Im Schuppen wird das Pils getrunken. Immer das gleiche Bier, immer zur gleichen Zeit, immer die gleichen Gesichter drumherum. Alles Neue bleibt neu und weit weg, verschlossen hinter Scheuklappen. Sparky spricht in »Zombies« über die Spießigkeit des Seins im Leben älterer und nicht ganz so alter Herrschaften, die mit Fortschritt abgeschlossen haben. Borniertheit ist das Credo, »Regeln, Gesetze, Vorschriften, Paragraphen« schwirren durch den Kopf, während die Haut zu Falten zusammenfällt und das Schnitzel Wiener Art zum aberhundertsten Mal auf dem Teller liegt. Kurt Prödel drehte für unsere JUICE Premiere dazu den nötigen Untoten-Streifen. Betrachtet man die demographischen Entwicklungen in Deutschland, ist Sparkys dystopisches Bild der Zombie-Invasion nach seiner Definition gar nicht mal so unrealistisch.
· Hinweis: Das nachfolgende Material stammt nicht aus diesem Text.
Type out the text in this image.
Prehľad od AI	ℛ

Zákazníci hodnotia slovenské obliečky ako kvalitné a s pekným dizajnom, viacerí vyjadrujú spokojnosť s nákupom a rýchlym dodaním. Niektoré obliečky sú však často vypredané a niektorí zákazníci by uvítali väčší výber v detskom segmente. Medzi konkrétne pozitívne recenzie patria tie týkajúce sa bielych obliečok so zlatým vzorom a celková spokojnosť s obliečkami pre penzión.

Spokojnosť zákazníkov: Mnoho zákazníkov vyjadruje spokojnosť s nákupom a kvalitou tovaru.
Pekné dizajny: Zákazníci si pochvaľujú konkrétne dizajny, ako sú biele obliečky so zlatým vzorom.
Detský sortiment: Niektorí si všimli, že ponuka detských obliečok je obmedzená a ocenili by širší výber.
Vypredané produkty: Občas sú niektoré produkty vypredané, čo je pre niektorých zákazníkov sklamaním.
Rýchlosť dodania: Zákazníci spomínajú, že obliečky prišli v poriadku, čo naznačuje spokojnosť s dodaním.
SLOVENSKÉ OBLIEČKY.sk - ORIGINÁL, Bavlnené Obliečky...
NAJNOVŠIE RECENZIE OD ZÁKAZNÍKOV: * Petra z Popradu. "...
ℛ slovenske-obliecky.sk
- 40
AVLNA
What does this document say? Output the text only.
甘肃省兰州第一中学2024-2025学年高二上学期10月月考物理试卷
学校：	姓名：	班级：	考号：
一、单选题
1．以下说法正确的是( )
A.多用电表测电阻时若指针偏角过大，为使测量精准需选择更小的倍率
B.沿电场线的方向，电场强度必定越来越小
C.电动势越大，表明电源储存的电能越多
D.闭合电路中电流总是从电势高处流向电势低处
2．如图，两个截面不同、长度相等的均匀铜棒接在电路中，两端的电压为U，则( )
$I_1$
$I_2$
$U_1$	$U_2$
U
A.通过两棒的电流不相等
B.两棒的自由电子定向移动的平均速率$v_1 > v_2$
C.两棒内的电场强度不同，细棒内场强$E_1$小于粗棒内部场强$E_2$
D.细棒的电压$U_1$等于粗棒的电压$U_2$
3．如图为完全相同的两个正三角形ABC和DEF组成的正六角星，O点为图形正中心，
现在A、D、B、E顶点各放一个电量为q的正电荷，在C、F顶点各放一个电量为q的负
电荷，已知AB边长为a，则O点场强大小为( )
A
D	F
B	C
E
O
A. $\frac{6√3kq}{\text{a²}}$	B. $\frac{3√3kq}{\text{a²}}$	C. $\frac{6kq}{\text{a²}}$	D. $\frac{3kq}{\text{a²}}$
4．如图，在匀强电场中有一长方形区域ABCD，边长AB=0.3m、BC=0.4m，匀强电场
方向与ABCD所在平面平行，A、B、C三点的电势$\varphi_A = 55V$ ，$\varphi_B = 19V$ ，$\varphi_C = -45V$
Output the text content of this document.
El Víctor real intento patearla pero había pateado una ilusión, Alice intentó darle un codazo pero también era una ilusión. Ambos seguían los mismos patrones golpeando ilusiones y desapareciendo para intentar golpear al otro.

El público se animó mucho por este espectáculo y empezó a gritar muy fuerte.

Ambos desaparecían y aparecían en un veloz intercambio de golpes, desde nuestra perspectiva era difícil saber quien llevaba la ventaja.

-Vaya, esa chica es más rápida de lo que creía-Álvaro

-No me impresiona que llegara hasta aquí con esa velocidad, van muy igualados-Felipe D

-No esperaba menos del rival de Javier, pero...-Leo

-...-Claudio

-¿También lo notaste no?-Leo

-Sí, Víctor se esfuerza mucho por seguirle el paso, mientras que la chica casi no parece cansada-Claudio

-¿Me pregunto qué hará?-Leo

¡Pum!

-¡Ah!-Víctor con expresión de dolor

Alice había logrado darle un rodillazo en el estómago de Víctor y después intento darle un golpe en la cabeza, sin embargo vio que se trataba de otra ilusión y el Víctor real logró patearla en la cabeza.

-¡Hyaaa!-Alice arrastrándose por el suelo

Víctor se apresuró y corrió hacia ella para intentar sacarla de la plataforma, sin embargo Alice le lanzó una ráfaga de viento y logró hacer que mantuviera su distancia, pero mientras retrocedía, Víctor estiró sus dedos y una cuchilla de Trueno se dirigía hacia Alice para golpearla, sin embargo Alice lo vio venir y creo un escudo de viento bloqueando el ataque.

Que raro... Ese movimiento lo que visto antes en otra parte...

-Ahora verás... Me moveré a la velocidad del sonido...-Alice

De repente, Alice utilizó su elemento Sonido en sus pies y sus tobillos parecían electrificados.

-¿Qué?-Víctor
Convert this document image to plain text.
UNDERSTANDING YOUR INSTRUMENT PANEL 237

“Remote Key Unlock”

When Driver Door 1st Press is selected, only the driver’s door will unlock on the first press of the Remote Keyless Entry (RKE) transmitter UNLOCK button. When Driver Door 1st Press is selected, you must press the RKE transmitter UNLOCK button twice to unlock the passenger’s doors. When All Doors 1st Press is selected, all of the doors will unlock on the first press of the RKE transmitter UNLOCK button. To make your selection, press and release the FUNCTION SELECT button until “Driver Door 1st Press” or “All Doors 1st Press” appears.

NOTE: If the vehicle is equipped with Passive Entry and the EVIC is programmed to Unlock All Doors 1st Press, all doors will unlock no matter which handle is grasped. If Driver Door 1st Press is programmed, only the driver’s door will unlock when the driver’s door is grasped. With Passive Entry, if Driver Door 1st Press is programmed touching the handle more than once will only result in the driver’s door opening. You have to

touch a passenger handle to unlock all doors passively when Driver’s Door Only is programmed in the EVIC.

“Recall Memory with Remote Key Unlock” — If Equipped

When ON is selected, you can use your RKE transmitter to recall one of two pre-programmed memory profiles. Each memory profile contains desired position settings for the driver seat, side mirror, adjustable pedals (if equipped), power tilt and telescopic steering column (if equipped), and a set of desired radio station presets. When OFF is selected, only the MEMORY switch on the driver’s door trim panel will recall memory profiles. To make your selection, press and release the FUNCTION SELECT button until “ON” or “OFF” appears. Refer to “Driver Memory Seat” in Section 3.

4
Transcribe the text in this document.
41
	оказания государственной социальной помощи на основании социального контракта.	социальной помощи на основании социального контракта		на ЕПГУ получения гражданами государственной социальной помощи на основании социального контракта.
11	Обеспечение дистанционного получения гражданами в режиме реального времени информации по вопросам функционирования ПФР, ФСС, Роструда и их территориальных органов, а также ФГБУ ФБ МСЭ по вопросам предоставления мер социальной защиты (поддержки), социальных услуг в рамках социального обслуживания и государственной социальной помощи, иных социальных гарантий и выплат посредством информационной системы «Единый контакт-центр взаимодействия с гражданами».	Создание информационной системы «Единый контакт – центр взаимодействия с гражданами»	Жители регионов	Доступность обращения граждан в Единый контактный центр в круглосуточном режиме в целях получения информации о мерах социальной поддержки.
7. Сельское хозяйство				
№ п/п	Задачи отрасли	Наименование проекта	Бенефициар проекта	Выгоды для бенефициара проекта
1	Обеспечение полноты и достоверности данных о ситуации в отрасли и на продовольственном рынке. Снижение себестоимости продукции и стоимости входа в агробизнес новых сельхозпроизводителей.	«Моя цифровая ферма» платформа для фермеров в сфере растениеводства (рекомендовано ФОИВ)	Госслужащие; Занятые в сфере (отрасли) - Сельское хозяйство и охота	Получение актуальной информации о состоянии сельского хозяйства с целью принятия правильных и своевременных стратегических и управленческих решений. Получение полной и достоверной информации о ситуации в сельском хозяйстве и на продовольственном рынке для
Bis es so weit ist, bleibt aber noch genug Zeit, um etwas zu hinterlassen. Im Juli erscheint sein Album »Leuchtraketen« und bis dahin werden die Zombies durch Basslines zurückgehalten. Um die soll es nämlich gehen im Sparky-Soundkosmos, dessen Vision er zusammen mit Produzent YOURZ umsetzt. Im Porträt über die Sektorwestbüdchengang in JUICE #170 erzählte uns Sparky, dass sein Lieblingsalbum noch immer „6 Feet Beneath The Moon“ sei. Die Vorliebe für King Krule und basslastigere Kollegen aus UK sind durchaus herauszuhören.